No one likes to affirm Samuel Huntington’s Clash of Civilizations thesis.  Superficially the phrase just seems too grave and hopeless to many.  At a more sophisticated level, the multiplication of integral communities within all nation-states and certainly within any regional sector of the world militates against the conceptual viability of anything so overarching as a “civilization,” let alone a “clash of civilizations.”  Certainly, however, there is a clash of something.  A clash of ideologies?  A clash of marginal groups?  Whatever it is, it is significant.

And it’s the new normal of the 21st century.

So: incomprehensible?  Well, we must get about the business of trying to comprehend if we are to be catalysts of dialogue, transformation and reconciliation.



  1. Experience teaches me that there is always an understandable human need behind every inexplicable action, such as the attempted assassination of Malala. I’m willing to seek what is understandable in such an action. But how to engage the humanity of those who see their cause as all or nothing — all of our culture must survive without the least influence of any other way of life, or else “we” die — that’s the big question. I guess I see what you are doing, Titus, is engaging the humanity of those who are not yet in the all or nothing frame of mind, who can envision “us” surviving even if there are some changes – such as education of girls and women. I’d like to be a part of that, somehow.

    • Thanks for this comment, Kate. You’re quite right that the notion that any culture presently exists in some pure form without any outside influence is completely illusory and typically the product of either romanticism or chauvinism rather than serious reflection. Pakistan itself is constituted of numerous ethnicities and languages, the four provincial identities – Punjab, Sindh, Balochistan and Khyber Pakhtunkhwa – being just the beginning, for there are many smaller ethnicities and language groups both within the provinces and along the border in the Federally Administered Tribal Areas. So the country is already a mixing pot of the first order, with much from the West relished in the urban areas and among the educated. For a variety of cultural, religious and political reasons – about which I’m sure you’ve read a good deal just in following the news – there is among some a radical anti-Western reaction that bears resemblance to similar reactions in various parts of the Middle East.

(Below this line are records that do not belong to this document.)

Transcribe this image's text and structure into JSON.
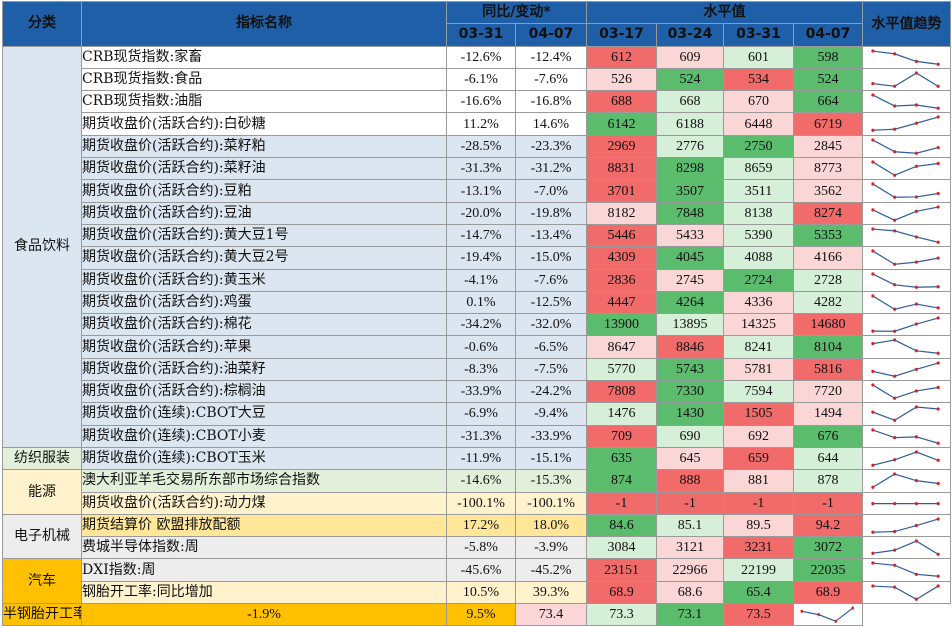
{
  "headers": {
    "category": "分类",
    "indicator": "指标名称",
    "change": "同比/变动*",
    "level": "水平值",
    "trend": "水平值趋势",
    "change_dates": [
      "03-31",
      "04-07"
    ],
    "level_dates": [
      "03-17",
      "03-24",
      "03-31",
      "04-07"
    ]
  },
  "colors": {
    "header_bg": "#1f5fa8",
    "group_food": "#dce6f1",
    "group_textile": "#e2efda",
    "group_energy": "#fff2cc",
    "group_energy_row2": "#ffe699",
    "group_electronics": "#ededed",
    "group_auto": "#ffc000",
    "level_red_strong": "#f26b6b",
    "level_red_light": "#fad6d6",
    "level_green_light": "#d5efd8",
    "level_green_strong": "#5cbc6e",
    "trend_line": "#2e5d9f",
    "trend_marker": "#e02020"
  },
  "groups": [
    {
      "name": "食品饮料",
      "rows": 18,
      "bg": "#dce6f1"
    },
    {
      "name": "纺织服装",
      "rows": 1,
      "bg": "#e2efda"
    },
    {
      "name": "能源",
      "rows": 2,
      "bg": "#fff2cc"
    },
    {
      "name": "电子机械",
      "rows": 2,
      "bg": "#ededed"
    },
    {
      "name": "汽车",
      "rows": 2,
      "bg": "#ffc000"
    }
  ],
  "rows": [
    {
      "indicator": "CRB现货指数:家畜",
      "chg": [
        "-12.6%",
        "-12.4%"
      ],
      "levels": [
        612,
        609,
        601,
        598
      ],
      "lv": [
        "612",
        "609",
        "601",
        "598"
      ],
      "bg": "#ffffff",
      "heat": [
        "#f26b6b",
        "#fad6d6",
        "#d5efd8",
        "#5cbc6e"
      ]
    },
    {
      "indicator": "CRB现货指数:食品",
      "chg": [
        "-6.1%",
        "-7.6%"
      ],
      "levels": [
        526,
        524,
        534,
        524
      ],
      "lv": [
        "526",
        "524",
        "534",
        "524"
      ],
      "bg": "#ffffff",
      "heat": [
        "#fad6d6",
        "#5cbc6e",
        "#f26b6b",
        "#5cbc6e"
      ]
    },
    {
      "indicator": "CRB现货指数:油脂",
      "chg": [
        "-16.6%",
        "-16.8%"
      ],
      "levels": [
        688,
        668,
        670,
        664
      ],
      "lv": [
        "688",
        "668",
        "670",
        "664"
      ],
      "bg": "#ffffff",
      "heat": [
        "#f26b6b",
        "#d5efd8",
        "#fad6d6",
        "#5cbc6e"
      ]
    },
    {
      "indicator": "期货收盘价(活跃合约):白砂糖",
      "chg": [
        "11.2%",
        "14.6%"
      ],
      "levels": [
        6142,
        6188,
        6448,
        6719
      ],
      "lv": [
        "6142",
        "6188",
        "6448",
        "6719"
      ],
      "bg": "#ffffff",
      "heat": [
        "#5cbc6e",
        "#d5efd8",
        "#fad6d6",
        "#f26b6b"
      ]
    },
    {
      "indicator": "期货收盘价(活跃合约):菜籽粕",
      "chg": [
        "-28.5%",
        "-23.3%"
      ],
      "levels": [
        2969,
        2776,
        2750,
        2845
      ],
      "lv": [
        "2969",
        "2776",
        "2750",
        "2845"
      ],
      "bg": "#dce6f1",
      "heat": [
        "#f26b6b",
        "#d5efd8",
        "#5cbc6e",
        "#fad6d6"
      ]
    },
    {
      "indicator": "期货收盘价(活跃合约):菜籽油",
      "chg": [
        "-31.3%",
        "-31.2%"
      ],
      "levels": [
        8831,
        8298,
        8659,
        8773
      ],
      "lv": [
        "8831",
        "8298",
        "8659",
        "8773"
      ],
      "bg": "#dce6f1",
      "heat": [
        "#f26b6b",
        "#5cbc6e",
        "#d5efd8",
        "#fad6d6"
      ]
    },
    {
      "indicator": "期货收盘价(活跃合约):豆粕",
      "chg": [
        "-13.1%",
        "-7.0%"
      ],
      "levels": [
        3701,
        3507,
        3511,
        3562
      ],
      "lv": [
        "3701",
        "3507",
        "3511",
        "3562"
      ],
      "bg": "#dce6f1",
      "heat": [
        "#f26b6b",
        "#5cbc6e",
        "#d5efd8",
        "#fad6d6"
      ]
    },
    {
      "indicator": "期货收盘价(活跃合约):豆油",
      "chg": [
        "-20.0%",
        "-19.8%"
      ],
      "levels": [
        8182,
        7848,
        8138,
        8274
      ],
      "lv": [
        "8182",
        "7848",
        "8138",
        "8274"
      ],
      "bg": "#dce6f1",
      "heat": [
        "#fad6d6",
        "#5cbc6e",
        "#d5efd8",
        "#f26b6b"
      ]
    },
    {
      "indicator": "期货收盘价(活跃合约):黄大豆1号",
      "chg": [
        "-14.7%",
        "-13.4%"
      ],
      "levels": [
        5446,
        5433,
        5390,
        5353
      ],
      "lv": [
        "5446",
        "5433",
        "5390",
        "5353"
      ],
      "bg": "#dce6f1",
      "heat": [
        "#f26b6b",
        "#fad6d6",
        "#d5efd8",
        "#5cbc6e"
      ]
    },
    {
      "indicator": "期货收盘价(活跃合约):黄大豆2号",
      "chg": [
        "-19.4%",
        "-15.0%"
      ],
      "levels": [
        4309,
        4045,
        4088,
        4166
      ],
      "lv": [
        "4309",
        "4045",
        "4088",
        "4166"
      ],
      "bg": "#dce6f1",
      "heat": [
        "#f26b6b",
        "#5cbc6e",
        "#d5efd8",
        "#fad6d6"
      ]
    },
    {
      "indicator": "期货收盘价(活跃合约):黄玉米",
      "chg": [
        "-4.1%",
        "-7.6%"
      ],
      "levels": [
        2836,
        2745,
        2724,
        2728
      ],
      "lv": [
        "2836",
        "2745",
        "2724",
        "2728"
      ],
      "bg": "#dce6f1",
      "heat": [
        "#f26b6b",
        "#fad6d6",
        "#5cbc6e",
        "#d5efd8"
      ]
    },
    {
      "indicator": "期货收盘价(活跃合约):鸡蛋",
      "chg": [
        "0.1%",
        "-12.5%"
      ],
      "levels": [
        4447,
        4264,
        4336,
        4282
      ],
      "lv": [
        "4447",
        "4264",
        "4336",
        "4282"
      ],
      "bg": "#dce6f1",
      "heat": [
        "#f26b6b",
        "#5cbc6e",
        "#fad6d6",
        "#d5efd8"
      ]
    },
    {
      "indicator": "期货收盘价(活跃合约):棉花",
      "chg": [
        "-34.2%",
        "-32.0%"
      ],
      "levels": [
        13900,
        13895,
        14325,
        14680
      ],
      "lv": [
        "13900",
        "13895",
        "14325",
        "14680"
      ],
      "bg": "#dce6f1",
      "heat": [
        "#5cbc6e",
        "#d5efd8",
        "#fad6d6",
        "#f26b6b"
      ]
    },
    {
      "indicator": "期货收盘价(活跃合约):苹果",
      "chg": [
        "-0.6%",
        "-6.5%"
      ],
      "levels": [
        8647,
        8846,
        8241,
        8104
      ],
      "lv": [
        "8647",
        "8846",
        "8241",
        "8104"
      ],
      "bg": "#dce6f1",
      "heat": [
        "#fad6d6",
        "#f26b6b",
        "#d5efd8",
        "#5cbc6e"
      ]
    },
    {
      "indicator": "期货收盘价(活跃合约):油菜籽",
      "chg": [
        "-8.3%",
        "-7.5%"
      ],
      "levels": [
        5770,
        5743,
        5781,
        5816
      ],
      "lv": [
        "5770",
        "5743",
        "5781",
        "5816"
      ],
      "bg": "#dce6f1",
      "heat": [
        "#d5efd8",
        "#5cbc6e",
        "#fad6d6",
        "#f26b6b"
      ]
    },
    {
      "indicator": "期货收盘价(活跃合约):棕榈油",
      "chg": [
        "-33.9%",
        "-24.2%"
      ],
      "levels": [
        7808,
        7330,
        7594,
        7720
      ],
      "lv": [
        "7808",
        "7330",
        "7594",
        "7720"
      ],
      "bg": "#dce6f1",
      "heat": [
        "#f26b6b",
        "#5cbc6e",
        "#d5efd8",
        "#fad6d6"
      ]
    },
    {
      "indicator": "期货收盘价(连续):CBOT大豆",
      "chg": [
        "-6.9%",
        "-9.4%"
      ],
      "levels": [
        1476,
        1430,
        1505,
        1494
      ],
      "lv": [
        "1476",
        "1430",
        "1505",
        "1494"
      ],
      "bg": "#dce6f1",
      "heat": [
        "#d5efd8",
        "#5cbc6e",
        "#f26b6b",
        "#fad6d6"
      ]
    },
    {
      "indicator": "期货收盘价(连续):CBOT小麦",
      "chg": [
        "-31.3%",
        "-33.9%"
      ],
      "levels": [
        709,
        690,
        692,
        676
      ],
      "lv": [
        "709",
        "690",
        "692",
        "676"
      ],
      "bg": "#dce6f1",
      "heat": [
        "#f26b6b",
        "#d5efd8",
        "#fad6d6",
        "#5cbc6e"
      ]
    },
    {
      "indicator": "期货收盘价(连续):CBOT玉米",
      "chg": [
        "-11.9%",
        "-15.1%"
      ],
      "levels": [
        635,
        645,
        659,
        644
      ],
      "lv": [
        "635",
        "645",
        "659",
        "644"
      ],
      "bg": "#dce6f1",
      "heat": [
        "#5cbc6e",
        "#fad6d6",
        "#f26b6b",
        "#d5efd8"
      ]
    },
    {
      "indicator": "澳大利亚羊毛交易所东部市场综合指数",
      "chg": [
        "-14.6%",
        "-15.3%"
      ],
      "levels": [
        874,
        888,
        881,
        878
      ],
      "lv": [
        "874",
        "888",
        "881",
        "878"
      ],
      "bg": "#e2efda",
      "heat": [
        "#5cbc6e",
        "#f26b6b",
        "#fad6d6",
        "#d5efd8"
      ]
    },
    {
      "indicator": "期货收盘价(活跃合约):动力煤",
      "chg": [
        "-100.1%",
        "-100.1%"
      ],
      "levels": [
        -1,
        -1,
        -1,
        -1
      ],
      "lv": [
        "-1",
        "-1",
        "-1",
        "-1"
      ],
      "bg": "#fff2cc",
      "heat": [
        "#f26b6b",
        "#f26b6b",
        "#f26b6b",
        "#f26b6b"
      ]
    },
    {
      "indicator": "期货结算价 欧盟排放配额",
      "chg": [
        "17.2%",
        "18.0%"
      ],
      "levels": [
        84.6,
        85.1,
        89.5,
        94.2
      ],
      "lv": [
        "84.6",
        "85.1",
        "89.5",
        "94.2"
      ],
      "bg": "#ffe699",
      "heat": [
        "#5cbc6e",
        "#d5efd8",
        "#fad6d6",
        "#f26b6b"
      ]
    },
    {
      "indicator": "费城半导体指数:周",
      "chg": [
        "-5.8%",
        "-3.9%"
      ],
      "levels": [
        3084,
        3121,
        3231,
        3072
      ],
      "lv": [
        "3084",
        "3121",
        "3231",
        "3072"
      ],
      "bg": "#ededed",
      "heat": [
        "#d5efd8",
        "#fad6d6",
        "#f26b6b",
        "#5cbc6e"
      ]
    },
    {
      "indicator": "DXI指数:周",
      "chg": [
        "-45.6%",
        "-45.2%"
      ],
      "levels": [
        23151,
        22966,
        22199,
        22035
      ],
      "lv": [
        "23151",
        "22966",
        "22199",
        "22035"
      ],
      "bg": "#ededed",
      "heat": [
        "#f26b6b",
        "#fad6d6",
        "#d5efd8",
        "#5cbc6e"
      ]
    },
    {
      "indicator": "钢胎开工率:同比增加",
      "chg": [
        "10.5%",
        "39.3%"
      ],
      "levels": [
        68.9,
        68.6,
        65.4,
        68.9
      ],
      "lv": [
        "68.9",
        "68.6",
        "65.4",
        "68.9"
      ],
      "bg": "#fff2cc",
      "heat": [
        "#f26b6b",
        "#fad6d6",
        "#5cbc6e",
        "#f26b6b"
      ]
    },
    {
      "indicator": "半钢胎开工率:同比增加",
      "chg": [
        "-1.9%",
        "9.5%"
      ],
      "levels": [
        73.4,
        73.3,
        73.1,
        73.5
      ],
      "lv": [
        "73.4",
        "73.3",
        "73.1",
        "73.5"
      ],
      "bg": "#ffc000",
      "heat": [
        "#fad6d6",
        "#d5efd8",
        "#5cbc6e",
        "#f26b6b"
      ]
    }
  ]
}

      As for being a part of the education of girls and women, Edwardes provides a perfect venue for helping with that. One major way would be catalyzing funding for financial aid for women students from poor families, where the pressure is often to prioritize the male children when it comes to education. Let’s be in further correspondence if that would be of interest to you and your community.

      Blessings, Titus

  2. Well put. Based on spending much time in the Middle East over the last years I see the region growing less tolerant and less free and more religious.

  3. […] The Inevitable Trajectory Assumption and the challenges of the 21st century. […]

  4. There is a simpler explanation that does not require judgments about cultural differences or complicated epistemological hypotheses. Look at the story of Job. It reminds us that Satan wanders around the world at will, with the result that chaos and evil is a potential destructive force confronting every ethical system. In this instance, the Taliban epitomize evildoers for they seek to destroy a young girl who seeking wisdom (that is not of their own making).. Their anti-western cultural arguments are mere rationalizations of their desire for power. That is what makes their action so shocking to so many, regardless of their cultural values or traditions.